Ingle reckons to have between 50 and 70 youngsters working out every night, three-quarters of them from ethnic minorities. "They come from everywhere. We have Asians, Arabs, Iranians, Turks, West Indians, you name it. They come here because they all aspire to be a new Naz and now, of course, another Amir. Kids look up to him, and see what he has done.

"I've trained Muslim kids for years, but there's more to it than just boxing. I tell them how important it is to get a good education and to be a decent person. Yes, we've talked about the terrorism, and I tell them about the IRA and how we lived through that.

"Sometimes they mention suicide bombers - though none of them say they condone them - and their belief about going to paradise. I say to them: 'Do you know where paradise is? Your families all came here, like me, with nothing. When I came from Ireland I only had the clothes I stood up in. I washed the one shirt I had at the weekend and wore it until I got a couple of week's wages and could afford some new clothes. I tell them the best thing their fathers did was come here, because they now have access to a good education, a good medical system, a better life. Paradise is here, in Sheffield'.

"I ask them if they are good Muslims; do they pray five times a day, wash five times a day? Most say, 'Oh, we go to the mosque, but not regularly'. I tell them it's no use going to the mosque on Fridays and being a bastard for the rest of the week.

"Our discussions are open and there is certainly no indi-cation any of them are being influenced by outside forces. Like Amir, they say, 'We are British and our home is here'.

"Obviously you get one or two nutcases, and you have to sit down and explain things to them. I tell them about the Irish troubles, and how my parents were brought up under the British. I tell them never to fight over religion or politics, and always listen to the other fella's point of view."

Ingle says he would like Amir to visit the gym and talk with them. "I am sure he will. Look, I've had nothing to do with Amir, but anyone can see he's a great kid and he has good people around him. Yes, I'd love to have trained him, but he couldn't have a better man to do that than Oliver Harrison. He's a genuine guy, a hundred per center.

"Technically, Amir is excellent, and he has a great attitude. That's important. He's much different to Naz, who was always flash and cocky. Training him was a bloody nightmare. It got worse as he got older. In the end his arrogance was his downfall.

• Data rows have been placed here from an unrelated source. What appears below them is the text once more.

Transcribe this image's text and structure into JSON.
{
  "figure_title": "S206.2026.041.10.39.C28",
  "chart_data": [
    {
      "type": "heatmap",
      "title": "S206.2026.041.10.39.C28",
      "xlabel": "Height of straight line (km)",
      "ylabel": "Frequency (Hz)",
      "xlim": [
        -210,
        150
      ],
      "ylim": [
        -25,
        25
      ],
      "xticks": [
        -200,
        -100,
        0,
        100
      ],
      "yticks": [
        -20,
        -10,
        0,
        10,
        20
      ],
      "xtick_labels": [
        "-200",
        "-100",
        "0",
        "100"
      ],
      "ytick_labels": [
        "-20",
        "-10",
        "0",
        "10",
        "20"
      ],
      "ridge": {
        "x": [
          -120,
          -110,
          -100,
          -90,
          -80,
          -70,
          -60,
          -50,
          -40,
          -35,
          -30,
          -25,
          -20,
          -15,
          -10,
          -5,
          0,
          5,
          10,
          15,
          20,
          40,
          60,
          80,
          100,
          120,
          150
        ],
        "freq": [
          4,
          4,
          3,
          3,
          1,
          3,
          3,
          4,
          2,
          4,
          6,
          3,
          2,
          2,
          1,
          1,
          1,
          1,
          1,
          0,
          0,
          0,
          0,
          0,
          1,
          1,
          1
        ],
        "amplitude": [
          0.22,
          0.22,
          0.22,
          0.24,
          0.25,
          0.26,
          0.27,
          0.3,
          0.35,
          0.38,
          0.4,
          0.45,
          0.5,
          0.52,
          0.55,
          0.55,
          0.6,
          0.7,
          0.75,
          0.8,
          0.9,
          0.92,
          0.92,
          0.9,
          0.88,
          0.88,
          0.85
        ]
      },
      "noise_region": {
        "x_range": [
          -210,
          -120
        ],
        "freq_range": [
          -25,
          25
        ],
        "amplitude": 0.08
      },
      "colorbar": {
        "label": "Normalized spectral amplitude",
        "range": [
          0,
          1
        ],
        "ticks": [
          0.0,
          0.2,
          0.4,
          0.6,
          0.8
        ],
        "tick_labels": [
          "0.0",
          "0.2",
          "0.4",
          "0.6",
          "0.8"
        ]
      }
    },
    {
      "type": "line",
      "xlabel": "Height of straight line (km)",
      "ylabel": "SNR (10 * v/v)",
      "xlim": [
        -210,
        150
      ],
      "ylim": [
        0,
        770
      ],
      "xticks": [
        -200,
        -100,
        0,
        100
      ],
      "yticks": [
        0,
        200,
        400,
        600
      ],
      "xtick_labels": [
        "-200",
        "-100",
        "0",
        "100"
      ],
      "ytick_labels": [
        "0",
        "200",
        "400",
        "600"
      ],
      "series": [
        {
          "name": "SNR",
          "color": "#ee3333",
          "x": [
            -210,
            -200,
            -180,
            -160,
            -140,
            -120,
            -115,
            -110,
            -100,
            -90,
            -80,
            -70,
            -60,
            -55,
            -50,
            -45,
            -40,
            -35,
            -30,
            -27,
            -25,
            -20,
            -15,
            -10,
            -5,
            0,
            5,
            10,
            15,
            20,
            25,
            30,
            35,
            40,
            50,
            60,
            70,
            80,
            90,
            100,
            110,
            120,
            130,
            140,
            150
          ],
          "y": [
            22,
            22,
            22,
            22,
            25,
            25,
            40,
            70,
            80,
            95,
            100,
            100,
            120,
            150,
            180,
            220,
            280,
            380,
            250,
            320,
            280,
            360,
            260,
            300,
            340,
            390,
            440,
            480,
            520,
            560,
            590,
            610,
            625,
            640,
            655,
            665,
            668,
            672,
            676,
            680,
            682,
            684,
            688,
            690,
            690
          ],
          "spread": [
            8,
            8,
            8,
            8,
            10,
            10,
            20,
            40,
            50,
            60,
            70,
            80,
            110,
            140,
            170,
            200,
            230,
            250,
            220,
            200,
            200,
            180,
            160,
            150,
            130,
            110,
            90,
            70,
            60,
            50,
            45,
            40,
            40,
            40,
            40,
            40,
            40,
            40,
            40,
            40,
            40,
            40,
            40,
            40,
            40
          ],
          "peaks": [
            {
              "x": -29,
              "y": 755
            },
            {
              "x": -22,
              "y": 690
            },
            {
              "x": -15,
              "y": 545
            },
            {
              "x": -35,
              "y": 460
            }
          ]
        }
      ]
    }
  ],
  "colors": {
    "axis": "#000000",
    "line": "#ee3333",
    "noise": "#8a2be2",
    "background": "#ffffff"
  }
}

"He came from a poorer family background than Amir and he couldn't handle the wealth that came to him. Money became his god. He started to talk down to people. He wanted everyone to become a Muslim. He even tried to convert me, a good Catholic boy!

"From what I gather, Naz is doing very little with his life. He gets up about midday and goes off to play snooker. He's 31 and well over his fighting weight. Any talk about him boxing again is crap. He doesn't have the motivation."

Following his split with Ingle six years ago, Hamed's fights became more like religious conventions, with as much proselytising on the way to the ring as there was posing when he reached it. Now he seems to have gone to ground and gives no interviews. A decision is expected shortly on whether he is to be charged with serious motoring offences, including perverting the course of justice, in connection with a recent road crash.

"I've got some good kids here," says Ingle, surveying his Class of 2005. Among them is Kel Brook, a 19-year-old of mixed race who has been with him since he was nine. Brook has won four national junior titles, Multi-Nations gold and all nine of his professional bouts. Interestingly, he is a light-welterweight. A potential opponent for Amir? "Yes, but he's championship material, too. Maybe they could meet up for a title. If anyone can beat Amir, it's my man. But I would say that, wouldn't I?"